WASHINGTON (Reuters) - The United States has decided to remove the Iranian dissident group Mujahadin-e Khalq (MEK) from its list of terrorist organizations, two U.S. officials said on Friday, handing a political victory to a group once sheltered by Iraqi leader Saddam Hussein that says it has abandoned its violent past.
The officials said U.S. Secretary of State Hillary Clinton had made the decision to remove MEK from the list, and that it was expected to be formally announced early next week.
The U.S. decision comes after years of intense lobbying by the MEK, which had seen many of its members stranded in Iraq even as the group fell out of Baghdad’s favour following Saddam’s downfall.
The United States had repeatedly said its decision on the MEK’s terrorist designation hinged partly on the group’s remaining members leaving Camp Ashraf, an Iraqi base where they had lived for decades, and moving to a former U.S. military base in Baghdad from which they were expected to be resettled overseas.
Officials said this week that the final large group of dissidents had moved from Camp Ashraf to the new location, ending a long standoff with Iraqi authorities.
The group, also known as the People’s Mujahideen Organisation of Iran (PMOI), calls for the overthrow of Iran’s clerical leaders and fought alongside Saddam’s forces in the Iran-Iraq war in the 1980s.

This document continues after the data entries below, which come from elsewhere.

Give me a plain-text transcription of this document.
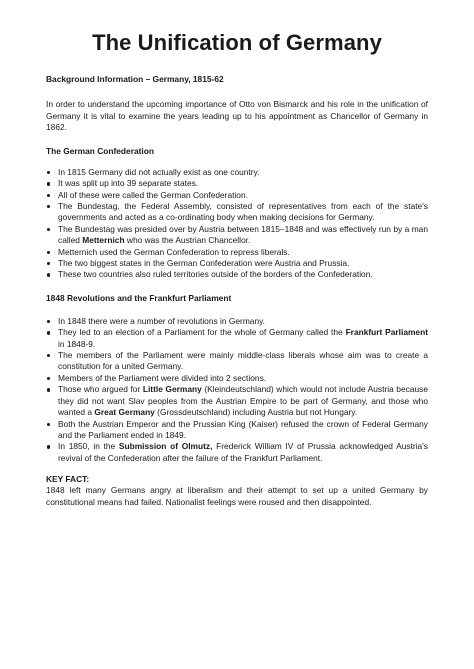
The Unification of Germany

Background Information – Germany, 1815-62

In order to understand the upcoming importance of Otto von Bismarck and his role in the unification of Germany it is vital to examine the years leading up to his appointment as Chancellor of Germany in 1862.

The German Confederation

In 1815 Germany did not actually exist as one country.
It was split up into 39 separate states.
All of these were called the German Confederation.
The Bundestag, the Federal Assembly, consisted of representatives from each of the state's governments and acted as a co-ordinating body when making decisions for Germany.
The Bundestag was presided over by Austria between 1815–1848 and was effectively run by a man called Metternich who was the Austrian Chancellor.
Metternich used the German Confederation to repress liberals.
The two biggest states in the German Confederation were Austria and Prussia.
These two countries also ruled territories outside of the borders of the Confederation.

1848 Revolutions and the Frankfurt Parliament

In 1848 there were a number of revolutions in Germany.
They led to an election of a Parliament for the whole of Germany called the Frankfurt Parliament in 1848-9.
The members of the Parliament were mainly middle-class liberals whose aim was to create a constitution for a united Germany.
Members of the Parliament were divided into 2 sections.
Those who argued for Little Germany (Kleindeutschland) which would not include Austria because they did not want Slav peoples from the Austrian Empire to be part of Germany, and those who wanted a Great Germany (Grossdeutschland) including Austria but not Hungary.
Both the Austrian Emperor and the Prussian King (Kaiser) refused the crown of Federal Germany and the Parliament ended in 1849.
In 1850, in the Submission of Olmutz, Frederick William IV of Prussia acknowledged Austria's revival of the Confederation after the failure of the Frankfurt Parliament.

KEY FACT:

1848 left many Germans angry at liberalism and their attempt to set up a united Germany by constitutional means had failed. Nationalist feelings were roused and then disappointed.
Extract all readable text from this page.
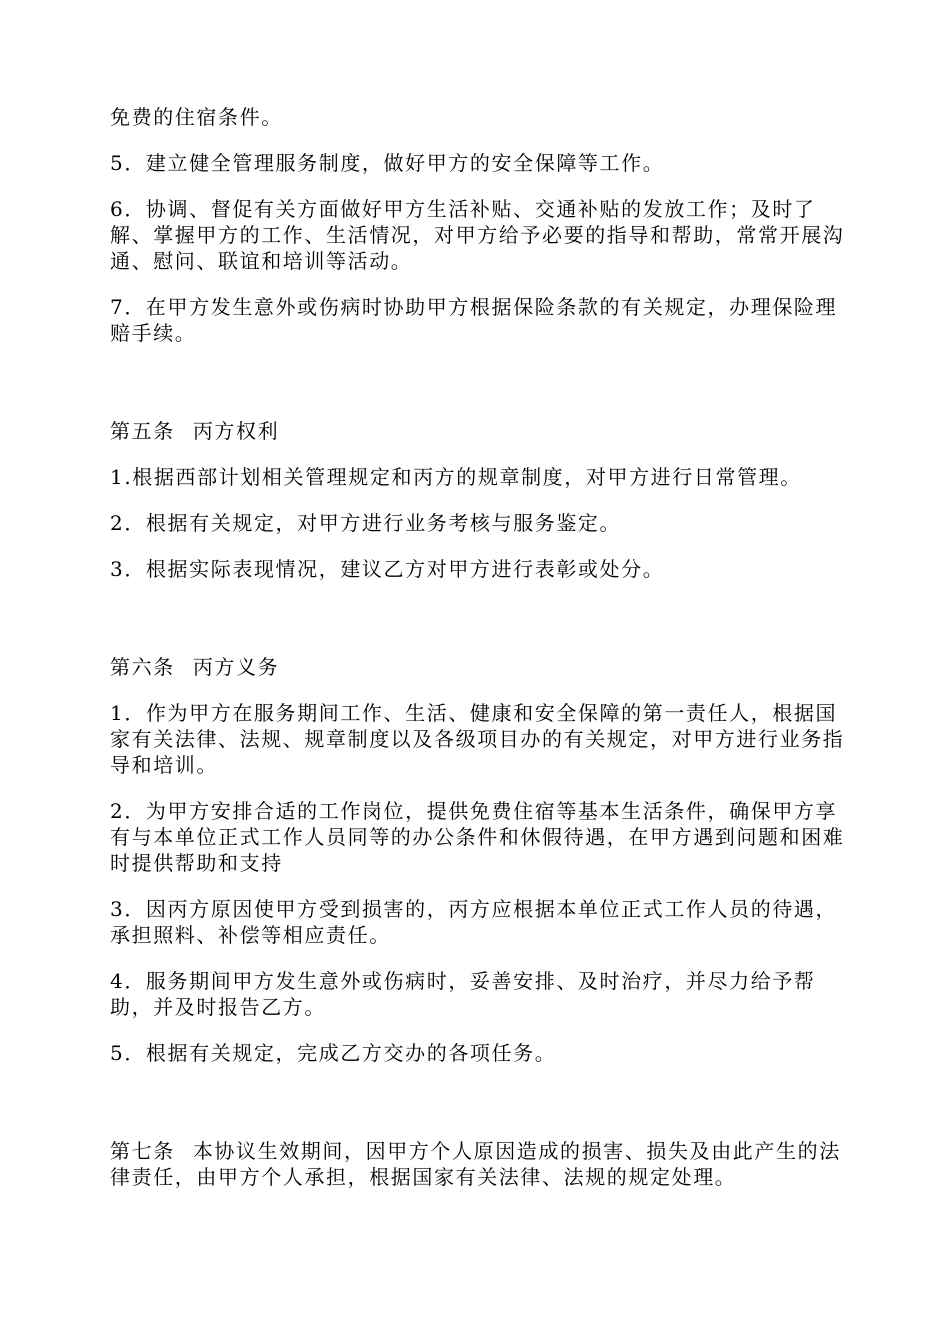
免费的住宿条件。

5．建立健全管理服务制度，做好甲方的安全保障等工作。

6．协调、督促有关方面做好甲方生活补贴、交通补贴的发放工作；及时了解、掌握甲方的工作、生活情况，对甲方给予必要的指导和帮助，常常开展沟通、慰问、联谊和培训等活动。

7．在甲方发生意外或伤病时协助甲方根据保险条款的有关规定，办理保险理赔手续。

第五条 丙方权利

1.根据西部计划相关管理规定和丙方的规章制度，对甲方进行日常管理。

2．根据有关规定，对甲方进行业务考核与服务鉴定。

3．根据实际表现情况，建议乙方对甲方进行表彰或处分。

第六条 丙方义务

1．作为甲方在服务期间工作、生活、健康和安全保障的第一责任人，根据国家有关法律、法规、规章制度以及各级项目办的有关规定，对甲方进行业务指导和培训。

2．为甲方安排合适的工作岗位，提供免费住宿等基本生活条件，确保甲方享有与本单位正式工作人员同等的办公条件和休假待遇，在甲方遇到问题和困难时提供帮助和支持

3．因丙方原因使甲方受到损害的，丙方应根据本单位正式工作人员的待遇，承担照料、补偿等相应责任。

4．服务期间甲方发生意外或伤病时，妥善安排、及时治疗，并尽力给予帮助，并及时报告乙方。

5．根据有关规定，完成乙方交办的各项任务。

第七条 本协议生效期间，因甲方个人原因造成的损害、损失及由此产生的法律责任，由甲方个人承担，根据国家有关法律、法规的规定处理。
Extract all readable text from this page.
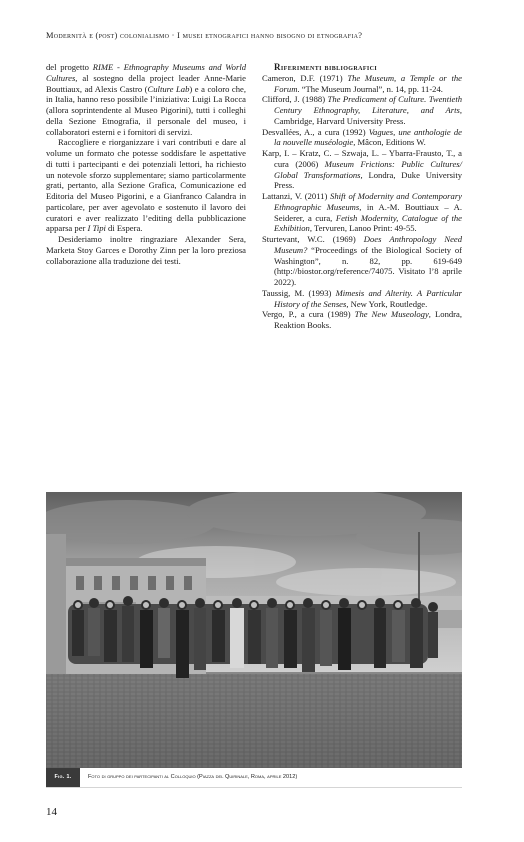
Modernità e (post) colonialismo · I musei etnografici hanno bisogno di etnografia?

del progetto RIME - Ethnography Museums and World Cultures, al sostegno della project leader Anne-Marie Bouttiaux, ad Alexis Castro (Culture Lab) e a coloro che, in Italia, hanno reso possibile l’iniziativa: Luigi La Rocca (allora soprintendente al Museo Pigorini), tutti i colleghi della Sezione Etnografia, il personale del museo, i collaboratori esterni e i fornitori di servizi.

Raccogliere e riorganizzare i vari contributi e dare al volume un formato che potesse soddisfare le aspettative di tutti i partecipanti e dei potenziali lettori, ha richiesto un notevole sforzo supplementare; siamo particolarmente grati, pertanto, alla Sezione Grafica, Comunicazione ed Editoria del Museo Pigorini, e a Gianfranco Calandra in particolare, per aver agevolato e sostenuto il lavoro dei curatori e aver realizzato l’editing della pubblicazione apparsa per I Tipi di Espera.

Desideriamo inoltre ringraziare Alexander Sera, Marketa Stoy Garces e Dorothy Zinn per la loro preziosa collaborazione alla traduzione dei testi.

Riferimenti bibliografici

Cameron, D.F. (1971) The Museum, a Temple or the Forum. “The Museum Journal”, n. 14, pp. 11-24.

Clifford, J. (1988) The Predicament of Culture. Twentieth Century Ethnography, Literature, and Arts, Cambridge, Harvard University Press.

Desvallées, A., a cura (1992) Vagues, une anthologie de la nouvelle muséologie, Mâcon, Editions W.

Karp, I. – Kratz, C. – Szwaja, L. – Ybarra-Frausto, T., a cura (2006) Museum Frictions: Public Cultures/ Global Transformations, Londra, Duke University Press.

Lattanzi, V. (2011) Shift of Modernity and Contemporary Ethnographic Museums, in A.-M. Bouttiaux – A. Seiderer, a cura, Fetish Modernity, Catalogue of the Exhibition, Tervuren, Lanoo Print: 49-55.

Sturtevant, W.C. (1969) Does Anthropology Need Museum? “Proceedings of the Biological Society of Washington”, n. 82, pp. 619-649 (http://biostor.org/reference/74075. Visitato l’8 aprile 2022).

Taussig, M. (1993) Mimesis and Alterity. A Particular History of the Senses, New York, Routledge.

Vergo, P., a cura (1989) The New Museology, Londra, Reaktion Books.

Fig. 1.	Foto di gruppo dei partecipanti al Colloquio (Piazza del Quirinale, Roma, aprile 2012)
14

It also led a guerrilla campaign against the U.S.-backed Shah of Iran during the 1970s, including attacks on U.S. targets.
The United States added the MEK to its list of foreign terrorist organizations in 1997. But the group has since said it renounced violence and mounted a vigorous legal and public relations campaign to have the designation dropped.
The MEK surrendered weapons to U.S. forces after the 2003 invasion of Iraq.
The fate of its remaining members in the country has been in question since Iraq took over the Camp Ashraf from U.S. forces in 2009 under a bilateral security pact. Clashes between Camp Ashraf residents and Iraqi security forces last year killed 34 people.